Bref… Le premier jour, on peut être sûr de ne rien apprendre de sérieux. On est même à l’abri de toute interrogation surprise, puisque les tortionnaires n’ont pas pu préparer les tests de notre incompétence.
Le problème, c’est le second jour. Je passe sur le stress qui saisit l’intéressé, s’il a oublié de rapporter les papiers du jour précédent, dûment remplis par les parents. L’illusion d’une visite d’un site préhistorique accompagnée de la distribution de prospectus aux couleurs chatoyantes s’estompe au profit d’une cruelle réalité. Dénonçons cette infamie : il s’agit d’une gigantesque entreprise de privation de liberté.
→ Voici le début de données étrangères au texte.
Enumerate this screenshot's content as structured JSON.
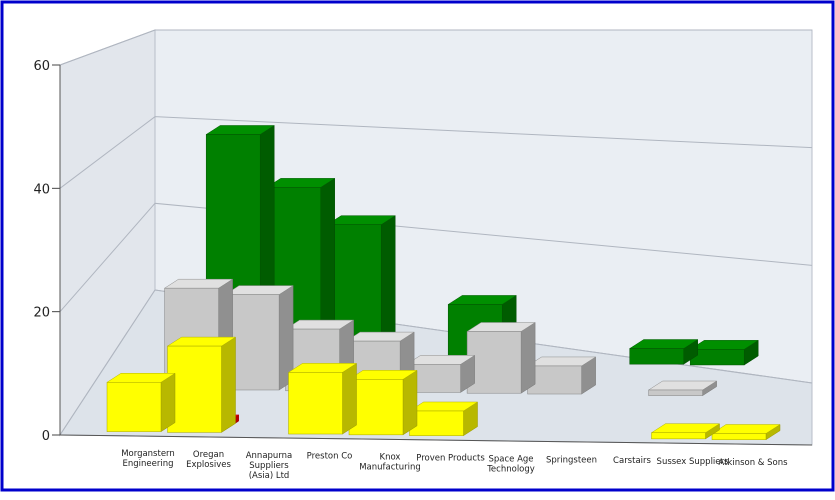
{
  "chart_data": {
    "type": "bar",
    "subtype": "3d-grouped",
    "title": "",
    "xlabel": "",
    "ylabel": "",
    "ylim": [
      0,
      60
    ],
    "yticks": [
      "0",
      "20",
      "40",
      "60"
    ],
    "grid": true,
    "legend": "none",
    "categories": [
      "Morganstern Engineering",
      "Oregan Explosives",
      "Annapurna Suppliers (Asia) Ltd",
      "Preston Co",
      "Knox Manufacturing",
      "Proven Products",
      "Space Age Technology",
      "Springsteen",
      "Carstairs",
      "Sussex Suppliers",
      "Atkinson & Sons"
    ],
    "category_lines": [
      [
        "Morganstern",
        "Engineering"
      ],
      [
        "Oregan",
        "Explosives"
      ],
      [
        "Annapurna",
        "Suppliers",
        "(Asia) Ltd"
      ],
      [
        "Preston Co"
      ],
      [
        "Knox",
        "Manufacturing"
      ],
      [
        "Proven Products"
      ],
      [
        "Space Age",
        "Technology"
      ],
      [
        "Springsteen"
      ],
      [
        "Carstairs"
      ],
      [
        "Sussex Suppliers"
      ],
      [
        "Atkinson & Sons"
      ]
    ],
    "series": [
      {
        "color": "#ffff00",
        "values": [
          8,
          14,
          0,
          10,
          9,
          4,
          0,
          0,
          0,
          1,
          1
        ]
      },
      {
        "color": "#ff0000",
        "values": [
          1,
          1,
          0,
          0,
          0,
          0,
          0,
          0,
          0,
          0,
          0
        ]
      },
      {
        "color": "#c8c8c8",
        "values": [
          18,
          17,
          11,
          9,
          5,
          11,
          5,
          0,
          1,
          0,
          0
        ]
      },
      {
        "color": "#008000",
        "values": [
          43,
          33,
          26,
          0,
          11,
          0,
          0,
          3,
          3,
          0,
          0
        ]
      }
    ]
  }
}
Des premiers regards suspicieux s’échangent entre prisonniers. Les forces de l’ordre édictent la liste des règles à suivre et les inévitables sanctions qui s’en suivraient en cas de rébellion. Les premiers devoirs arrivent en rafale. Dans la tête des condamnés défilent, comme des rêves enfuis, des images de plages infinies, bordées de cocotiers penchés et de filles en bikini aux sourires bienveillants.
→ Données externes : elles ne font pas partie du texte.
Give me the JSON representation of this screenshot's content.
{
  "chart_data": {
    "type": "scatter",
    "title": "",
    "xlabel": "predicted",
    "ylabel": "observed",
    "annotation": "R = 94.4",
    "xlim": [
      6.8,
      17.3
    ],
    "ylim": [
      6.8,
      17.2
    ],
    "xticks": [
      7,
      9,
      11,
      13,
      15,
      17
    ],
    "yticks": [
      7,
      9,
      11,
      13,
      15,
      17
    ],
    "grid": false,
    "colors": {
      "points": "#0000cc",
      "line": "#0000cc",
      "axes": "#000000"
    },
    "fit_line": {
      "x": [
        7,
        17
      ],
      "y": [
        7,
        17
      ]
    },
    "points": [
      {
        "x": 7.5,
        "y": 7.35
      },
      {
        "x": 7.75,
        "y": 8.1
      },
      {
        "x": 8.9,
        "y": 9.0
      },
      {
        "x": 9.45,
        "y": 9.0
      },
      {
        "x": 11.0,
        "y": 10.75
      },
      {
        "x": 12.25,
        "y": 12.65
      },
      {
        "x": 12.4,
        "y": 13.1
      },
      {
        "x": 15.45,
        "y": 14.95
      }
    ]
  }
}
Les premiers échanges verbaux se déroulent dans la cour de promenade. On évalue le degré de vacherie potentielle des différents matons. Des alliances se nouent contre les prisonniers le plus faibles ou les moins intégrés, repérés grâce à leur accoutrements vestimentaires non conformes aux standards. Des projets de cassage de gueule s’élaborent en grand secret.
Les jours suivants sont déterminants. Les relations prisonniers-gardiens se nouent : les premières punitions sont prononcées pour les conforter définitivement. Les plus forts s’en remettent aisément et joueront la provocation pendant toute la durée de leur séjour. Les plus faibles tremblent, parfois victimes de la double peine lorsqu’ils devront affronter la vindicte parentale. Après une phase d’observation entre prisonniers, s’ouvrent l’étape des complots et des règlements de compte.
L’apprentissage de la survie en milieu hostile commence.